Reel Time: The good, the bad and the ugly

This past Sunday morning I launched my boat to check out the red tide situation and look for places to fish. In the process what I found both discouraged and encouraged me.  The condition of local waters is deplorable, but we’re blessed with access to some healthy water and fish just to the north along the edges of Tampa Bay.

I started on north Longboat and worked my way to Port Manatee in Tampa Bay. The boat ramp on Longboat was awash in dead sea grass that was thick with dead fish and horseshoe crabs. Longboat Pass and the Bay had a few dead fish but very little signs of life. The same held true for Palma Sola Bay and north to the mouth of Tampa Bay. I explored Perico Bayou and began seeing seabirds, mullet and some baitfish.

reel time red tide fish
Red tide might not be killing only local fish but other sea life as well including seagrass. – Rusty Chinnis | Sun

On the west side of the river on the Bulkhead, I saw someone land a nice trout. Terra Ceia and Miguel bays looked normal with jumping mullet and diving terns. On the east side of the Skyway near Joe Island, the water was clear and full of life. I found similar conditions all the way to the port and in Clam Bar Bay and Bishop’s Harbor.

That’s the good news. On the way back, I decided to run the beach from Bean Point to Longboat Pass. That was a mistake. The water in the Gulf started out bad and got worse the farther south I went.  It was devoid of life, smelled terrible and you couldn’t see more than 6 inches deep.  On my return to the Bay, I noticed grass piled up all along the shoreline leading me to believe the red tide and anoxic conditions are killing seagrass too.

If you’re like me, you’re tired of and frustrated with the barrage of articles, newscasts and posts on the red tide bloom and would like to do something about it.  While there are many things about a red tide bloom we have no control over, there is something we do have control over – how we respond.

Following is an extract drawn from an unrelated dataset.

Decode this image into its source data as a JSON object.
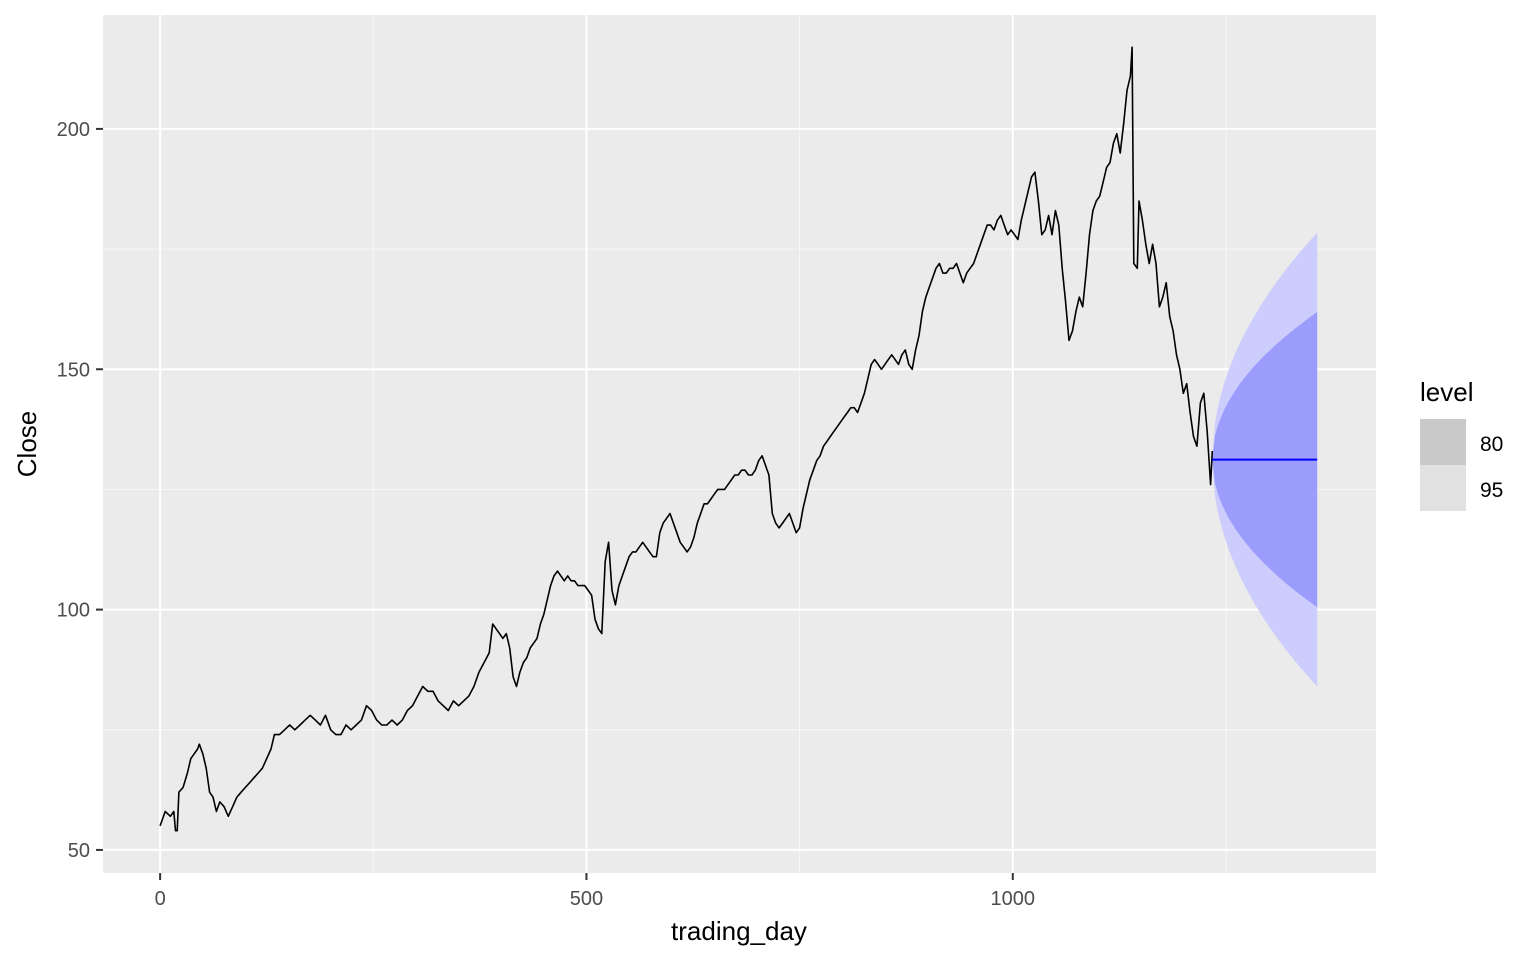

That response includes actions we can take like the following. Sarasota Bay Estuary Program has compiled a list of eight things people can do personally to help keep the harmful and red tide feeding nutrients out of the bay.

  1. Reduce or eliminate fertilizer use;
  2. Properly dispose of pet waste;
  3. Keep leaves and grass clippings out of the bay – leave them on your yard as natural fertilizer;
  4. Keep rainwater out of the Bay. Direct downspouts into flower beds and the lawn;
  5. Drive less to lower nitrogen and CO2 emissions, which ultimately get into our waters;
  6. Keep your septic system in tip-top shape to avoid nutrient leaks;
  7. Plant native trees and plants to reduce irrigation and help soak up stormwater;
  8. Use a commercial car wash to reduce water use and manage wastewater disposal.

Secondly, we can join an organization like Sarasota Bay Watch that is working to restore populations of scallops and clams that benefit the Bay by filtering and cleaning the water column. Sarasota Bay Watch and other resource minded groups work to integrate youth outreach, experiences, education and leadership opportunities into their activities. This will help ensure that tomorrow’s leaders learn how to love and care for Sarasota Bay and our environment.

Thirdly we can educate ourselves and cast a vote for politicians that don’t put personal and corporate profits ahead of the health of the environment. If you do the research and keep an open mind, I believe the choice will be clear. Hopefully, if there’s the proverbial “pony under here somewhere,” it’s that we will pay attention to our power at the polls and will once again institute reasonable safeguards to our air and water.